Fifty pence and a big apple, and you can have her!! 8O :lol: :lol:



rosalan said:


> GasLow lives!


Yep - for me too. A difficult decision for one with such an impenetrable wallet, but I'm glad we invested the cash.

I think? :wink:

Dave


----------



## ambegayo

*Galow filler*

We had ourfitted to a Benifmar Perseo at one of the showsl Then we changed to the Carthago, the filler in on a 'L' bracker inside the gas locker and has proved no problem. It is quite clear that we are not filling each bottle separately and it makes no sense fitting in the door, (dangerous) or the skirt, (vunerable to to road blocks) We have yet to go to Europe since 2009 but sure the filler we have conforms more to safely issues than all these do it yourself installations outside of the van, much more vunerable to knocks and hitting obsticles on the road!!!


----------



## joedenise

Cabby - don't know your van but if your bottles fit side by side along the van you could probably fix it in the side wall. I can on ours and when I pluck up the nerve to drill the 70mm hole I will but have had no problem to date with filling up. Usually use my local Flogas depot who came out and saw the filler was inside the locker and didn't even comment on it.

Joe


----------



## rosalan

Mr Gaslow came to fit an external filler on a quiet day in Chepstow. He said he was very sorry but it cannot be done, he wanted to do it, I wanted him to do it but he said it would not be possible on my van.
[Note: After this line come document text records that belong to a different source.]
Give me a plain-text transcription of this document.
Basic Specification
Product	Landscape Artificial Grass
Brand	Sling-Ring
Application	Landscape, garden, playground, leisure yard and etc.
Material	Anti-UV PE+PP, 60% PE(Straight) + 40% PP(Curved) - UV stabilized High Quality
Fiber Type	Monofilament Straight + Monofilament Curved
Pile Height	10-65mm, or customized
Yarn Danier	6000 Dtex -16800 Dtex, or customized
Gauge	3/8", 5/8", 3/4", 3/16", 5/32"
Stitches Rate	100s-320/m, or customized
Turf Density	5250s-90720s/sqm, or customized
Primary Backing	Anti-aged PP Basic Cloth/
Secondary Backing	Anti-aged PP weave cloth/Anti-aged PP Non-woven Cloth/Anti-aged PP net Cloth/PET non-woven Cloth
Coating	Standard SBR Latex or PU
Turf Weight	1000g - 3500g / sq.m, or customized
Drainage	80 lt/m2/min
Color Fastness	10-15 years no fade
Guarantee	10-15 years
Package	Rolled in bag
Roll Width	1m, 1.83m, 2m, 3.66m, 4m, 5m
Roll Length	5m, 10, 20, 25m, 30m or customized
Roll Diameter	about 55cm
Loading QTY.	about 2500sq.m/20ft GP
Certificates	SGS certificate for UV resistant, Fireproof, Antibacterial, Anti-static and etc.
My two 6kg bottles are very tight.  
Alan


----------



## aldra

A little digression
Dave judging from the size of those bars I don't think its working
com' on :lol: :lol: :lol:
Aldra


----------



## aldra

ambegayo,

Than all those DIY instalations outside of the van  

If you hit an obstacle at that level, above the level of the back axle and above the level of the chassis members its going to be one hell of a bump

and if the filler pipe is damaged the gas will not escape because the bottles have non return valve

Aldra


----------